Upstairs at the Immigration Office, we were required to have our temperatures taken before we could sign in. One “laser-like” point to our forehead and voila – a perfect 36 and 35.5. We were in. There was one person in the office and he took all of our info, completed it, and then called us in to sign. We were off and on our way to Boulenc where they have now installed strips of yellow tape in front of their display cases so patrons won’t get to close to said food or employees. Kinda of like looking at art at a museum. 🙂 With our bags full, we made a slow trek, in full sun, back home with a brief stop at Ahorra Pharmacy for a personal-sized bottle of antibacterial gel. They only allow one per person. 

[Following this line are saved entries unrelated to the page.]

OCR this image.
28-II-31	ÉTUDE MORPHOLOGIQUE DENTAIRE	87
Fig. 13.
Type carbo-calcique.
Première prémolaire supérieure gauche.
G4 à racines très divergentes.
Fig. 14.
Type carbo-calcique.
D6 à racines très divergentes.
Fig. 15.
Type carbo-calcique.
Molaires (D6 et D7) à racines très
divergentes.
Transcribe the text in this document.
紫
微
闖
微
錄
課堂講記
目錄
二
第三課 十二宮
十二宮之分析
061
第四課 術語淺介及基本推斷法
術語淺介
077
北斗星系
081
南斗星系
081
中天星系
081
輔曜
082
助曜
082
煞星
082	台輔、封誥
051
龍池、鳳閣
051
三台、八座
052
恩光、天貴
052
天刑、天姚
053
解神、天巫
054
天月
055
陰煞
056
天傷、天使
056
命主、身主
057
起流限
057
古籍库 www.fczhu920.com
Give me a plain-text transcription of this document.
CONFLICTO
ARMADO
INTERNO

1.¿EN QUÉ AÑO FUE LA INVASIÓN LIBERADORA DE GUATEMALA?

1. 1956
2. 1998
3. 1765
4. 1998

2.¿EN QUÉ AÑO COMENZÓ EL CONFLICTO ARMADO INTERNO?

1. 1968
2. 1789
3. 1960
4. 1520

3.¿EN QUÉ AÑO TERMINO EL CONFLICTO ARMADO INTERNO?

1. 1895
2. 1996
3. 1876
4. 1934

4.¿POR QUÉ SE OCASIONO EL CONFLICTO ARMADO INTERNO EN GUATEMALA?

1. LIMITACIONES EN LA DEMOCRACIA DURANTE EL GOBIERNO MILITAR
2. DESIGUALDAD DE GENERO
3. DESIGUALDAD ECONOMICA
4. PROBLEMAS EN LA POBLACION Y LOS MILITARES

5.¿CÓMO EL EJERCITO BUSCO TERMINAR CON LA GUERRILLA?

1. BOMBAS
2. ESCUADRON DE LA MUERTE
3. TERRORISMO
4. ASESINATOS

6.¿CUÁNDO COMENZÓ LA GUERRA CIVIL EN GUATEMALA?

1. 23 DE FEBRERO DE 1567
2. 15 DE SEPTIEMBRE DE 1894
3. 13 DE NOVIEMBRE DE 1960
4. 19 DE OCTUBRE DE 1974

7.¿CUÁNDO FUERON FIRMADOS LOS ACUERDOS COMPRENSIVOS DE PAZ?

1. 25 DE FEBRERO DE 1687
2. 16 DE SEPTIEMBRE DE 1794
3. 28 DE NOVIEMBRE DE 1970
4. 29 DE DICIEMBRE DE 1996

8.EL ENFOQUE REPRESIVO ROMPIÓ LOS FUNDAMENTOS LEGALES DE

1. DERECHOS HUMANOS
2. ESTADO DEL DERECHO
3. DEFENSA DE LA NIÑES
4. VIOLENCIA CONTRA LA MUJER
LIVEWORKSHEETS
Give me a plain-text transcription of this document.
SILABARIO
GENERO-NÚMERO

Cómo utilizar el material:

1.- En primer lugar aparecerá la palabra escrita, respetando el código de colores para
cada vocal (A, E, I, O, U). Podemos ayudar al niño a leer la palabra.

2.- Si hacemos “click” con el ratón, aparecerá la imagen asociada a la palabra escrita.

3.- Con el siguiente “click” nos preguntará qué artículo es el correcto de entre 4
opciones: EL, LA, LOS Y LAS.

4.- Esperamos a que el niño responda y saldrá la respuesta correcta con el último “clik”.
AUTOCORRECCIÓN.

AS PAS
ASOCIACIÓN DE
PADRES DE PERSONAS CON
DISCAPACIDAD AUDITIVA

We got water last night so our tinacos [water tanks] are full and life is good!

Abrazos amiga!

Kay and Dean


As with everything I write, I caution us to NOT JUDGE but to understand. Poverty breeds urgency and fear. There is a lot to be fearful for in Oaxaca. Where will the food come from? How much will it cost? Who in my family will get sick and die? But most are not educated beyond the 8th Grade, and understanding the science of this disease is difficult. Systemic issues will only magnify during these times — for all of us. As we know, the USA response to public health has been slow and inadequate. There is a lot for us to be fearful for here, too.